Eine weitere Parallele ist, dass die gesamte Schöpfungsgeschichte von Gʼtt erzählt wird. Am Ende der Erzählung steht der Mensch als Krone der Schöpfung. Der erste Abschnitt im Talmud erzählt vom Menschen, um am Ende das Glaubensbekenntnis zur korrekten Zeit zu sagen und dadurch G’tt zu unserem König zu krönen. Mit anderen Worten, der Talmud kann als eine Bewegung des Menschen zu G’tt und die Tora als eine Bewegung G’ttes zum Menschen verstanden werden.
Die Einheit von mündlicher und schriftlicher Tora wird in einer Vielzahl rabbinischer Überlieferungen dargestellt. Aus Sicht des Rambam lernen wir das Gebot des Torastudiums aus folgendem Vers: »Du sollst sie (die Worte der Tora) deinen Kindern einschärfen und über sie (bam) reden« (5. Buch Mose 6,7). Das Wort »bam«, das in diesem Kontext als »über sie« übersetzt werden kann, besteht aus zwei Buchstaben: Bet und Mem. Bet ist der erste Buchstabe der Tora, die mit dem Wort »Bereschit« (im Anfang) beginnt. Mem ist der erste Buchstabe des Talmuds, der mit dem Wort »Me’eimatai« (ab wann?) beginnt. Eine Anspielung darauf, dass sich das Gebot des Torastudiums auf beide Teile der Tora bezieht.

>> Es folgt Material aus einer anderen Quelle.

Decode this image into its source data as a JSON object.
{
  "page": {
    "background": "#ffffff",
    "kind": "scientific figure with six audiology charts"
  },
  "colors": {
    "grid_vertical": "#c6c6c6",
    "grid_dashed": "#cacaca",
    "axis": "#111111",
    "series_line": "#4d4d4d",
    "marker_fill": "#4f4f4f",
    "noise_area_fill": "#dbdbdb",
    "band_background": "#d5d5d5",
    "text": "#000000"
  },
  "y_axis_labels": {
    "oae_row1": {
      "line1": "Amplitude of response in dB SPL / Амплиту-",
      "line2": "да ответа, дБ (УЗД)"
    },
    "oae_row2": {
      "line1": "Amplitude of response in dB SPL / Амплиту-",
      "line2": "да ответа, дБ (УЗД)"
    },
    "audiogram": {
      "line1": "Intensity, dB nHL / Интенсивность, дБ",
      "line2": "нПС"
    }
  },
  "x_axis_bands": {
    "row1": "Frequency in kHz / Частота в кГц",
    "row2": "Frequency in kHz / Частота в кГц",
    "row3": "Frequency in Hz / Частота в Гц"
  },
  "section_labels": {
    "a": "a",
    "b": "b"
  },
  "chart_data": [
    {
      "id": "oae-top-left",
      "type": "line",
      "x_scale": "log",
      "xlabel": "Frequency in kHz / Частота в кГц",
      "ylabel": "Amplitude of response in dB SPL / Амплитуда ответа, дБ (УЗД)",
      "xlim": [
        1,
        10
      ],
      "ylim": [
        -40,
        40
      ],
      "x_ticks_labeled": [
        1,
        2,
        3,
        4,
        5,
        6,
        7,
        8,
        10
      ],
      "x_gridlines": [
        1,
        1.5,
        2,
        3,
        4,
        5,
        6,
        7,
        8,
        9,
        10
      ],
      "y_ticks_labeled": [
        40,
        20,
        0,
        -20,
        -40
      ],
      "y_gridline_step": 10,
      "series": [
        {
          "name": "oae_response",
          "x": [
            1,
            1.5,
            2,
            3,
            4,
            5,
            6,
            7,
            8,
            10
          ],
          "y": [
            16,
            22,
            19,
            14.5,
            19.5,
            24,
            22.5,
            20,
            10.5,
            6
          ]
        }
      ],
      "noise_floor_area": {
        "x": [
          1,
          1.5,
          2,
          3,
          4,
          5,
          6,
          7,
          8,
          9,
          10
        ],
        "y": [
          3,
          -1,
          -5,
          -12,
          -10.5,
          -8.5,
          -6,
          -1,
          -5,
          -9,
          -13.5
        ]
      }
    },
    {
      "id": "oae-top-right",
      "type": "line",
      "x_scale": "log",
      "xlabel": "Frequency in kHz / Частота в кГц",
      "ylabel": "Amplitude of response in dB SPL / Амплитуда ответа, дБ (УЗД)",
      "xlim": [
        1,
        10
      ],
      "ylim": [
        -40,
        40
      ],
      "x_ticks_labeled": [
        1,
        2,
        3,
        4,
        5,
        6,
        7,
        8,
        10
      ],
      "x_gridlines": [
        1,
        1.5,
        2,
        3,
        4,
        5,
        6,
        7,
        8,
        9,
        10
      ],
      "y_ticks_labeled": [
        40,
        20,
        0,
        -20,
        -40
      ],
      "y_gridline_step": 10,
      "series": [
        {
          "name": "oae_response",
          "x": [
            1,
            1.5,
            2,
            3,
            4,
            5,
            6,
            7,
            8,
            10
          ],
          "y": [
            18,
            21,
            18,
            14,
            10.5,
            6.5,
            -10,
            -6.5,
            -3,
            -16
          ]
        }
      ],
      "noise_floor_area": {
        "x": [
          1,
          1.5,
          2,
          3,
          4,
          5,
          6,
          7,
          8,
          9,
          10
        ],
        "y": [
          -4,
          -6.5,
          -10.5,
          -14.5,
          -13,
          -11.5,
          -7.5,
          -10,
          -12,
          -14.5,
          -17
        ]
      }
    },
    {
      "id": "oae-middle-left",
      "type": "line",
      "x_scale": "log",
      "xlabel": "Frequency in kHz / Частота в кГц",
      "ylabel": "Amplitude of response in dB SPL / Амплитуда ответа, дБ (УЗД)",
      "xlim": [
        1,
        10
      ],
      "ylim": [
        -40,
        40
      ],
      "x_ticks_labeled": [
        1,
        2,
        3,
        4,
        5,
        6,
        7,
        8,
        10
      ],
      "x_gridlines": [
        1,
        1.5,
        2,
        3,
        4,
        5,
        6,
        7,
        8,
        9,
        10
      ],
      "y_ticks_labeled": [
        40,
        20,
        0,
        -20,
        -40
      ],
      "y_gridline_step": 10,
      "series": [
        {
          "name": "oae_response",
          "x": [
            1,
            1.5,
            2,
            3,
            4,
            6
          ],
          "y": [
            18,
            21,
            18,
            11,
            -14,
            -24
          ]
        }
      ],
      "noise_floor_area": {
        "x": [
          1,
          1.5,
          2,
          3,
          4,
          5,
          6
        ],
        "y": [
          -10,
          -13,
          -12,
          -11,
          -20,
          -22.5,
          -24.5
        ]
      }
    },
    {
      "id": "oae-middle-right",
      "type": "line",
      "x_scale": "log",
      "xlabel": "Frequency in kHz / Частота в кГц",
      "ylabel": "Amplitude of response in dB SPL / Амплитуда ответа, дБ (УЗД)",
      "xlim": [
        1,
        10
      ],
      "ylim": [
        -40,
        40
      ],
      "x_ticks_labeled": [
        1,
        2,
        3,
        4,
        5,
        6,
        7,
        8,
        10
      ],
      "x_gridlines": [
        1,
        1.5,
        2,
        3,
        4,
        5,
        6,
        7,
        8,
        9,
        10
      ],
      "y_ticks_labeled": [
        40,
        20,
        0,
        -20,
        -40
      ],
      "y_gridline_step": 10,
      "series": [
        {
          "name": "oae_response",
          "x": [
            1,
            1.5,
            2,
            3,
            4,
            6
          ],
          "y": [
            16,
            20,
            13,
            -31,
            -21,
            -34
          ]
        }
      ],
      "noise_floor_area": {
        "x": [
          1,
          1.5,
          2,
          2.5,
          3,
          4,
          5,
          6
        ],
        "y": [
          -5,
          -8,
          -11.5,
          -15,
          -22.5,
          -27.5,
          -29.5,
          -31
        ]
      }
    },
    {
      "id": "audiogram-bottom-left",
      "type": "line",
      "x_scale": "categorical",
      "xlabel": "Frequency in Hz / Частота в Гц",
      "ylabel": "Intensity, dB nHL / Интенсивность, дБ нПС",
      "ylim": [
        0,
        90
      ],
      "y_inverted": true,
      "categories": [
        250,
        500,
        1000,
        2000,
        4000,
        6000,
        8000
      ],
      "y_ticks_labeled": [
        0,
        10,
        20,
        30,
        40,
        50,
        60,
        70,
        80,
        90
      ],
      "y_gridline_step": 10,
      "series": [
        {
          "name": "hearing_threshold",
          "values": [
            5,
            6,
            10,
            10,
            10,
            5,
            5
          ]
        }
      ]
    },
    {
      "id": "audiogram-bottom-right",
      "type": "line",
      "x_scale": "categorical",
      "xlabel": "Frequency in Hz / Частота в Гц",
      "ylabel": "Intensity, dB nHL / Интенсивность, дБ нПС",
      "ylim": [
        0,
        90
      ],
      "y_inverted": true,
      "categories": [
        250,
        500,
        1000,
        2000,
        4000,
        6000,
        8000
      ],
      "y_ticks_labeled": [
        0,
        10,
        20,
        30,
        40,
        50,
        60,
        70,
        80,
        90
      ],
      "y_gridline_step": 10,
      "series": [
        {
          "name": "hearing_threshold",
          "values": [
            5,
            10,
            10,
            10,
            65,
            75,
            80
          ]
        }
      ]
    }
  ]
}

Überlieferung Laut einer anderen Überlieferung sind die beiden letzten Verse im 4. Buch Mose, Kapitel 10 (»Haschem steh auf« et cetera) ein eigenes Buch. Alles im 4. Buch Mose bis zu diesen Versen gilt auch als eigenes Buch, und alles im 4. Buch Mose nach diesen Versen gilt ebenfalls als eigenes Buch (Schabbat 116a).
Dementsprechend hätten wir sieben Bücher der Tora (statt fünf). Der Talmud besteht aus sechs Teilen, genannt Sedarim. Dementsprechend bestehen die beiden Teile der Tora gemeinsam aus 13 Teilen. 13 ist der Zahlenwert des Wortes »Echad« – Einheit!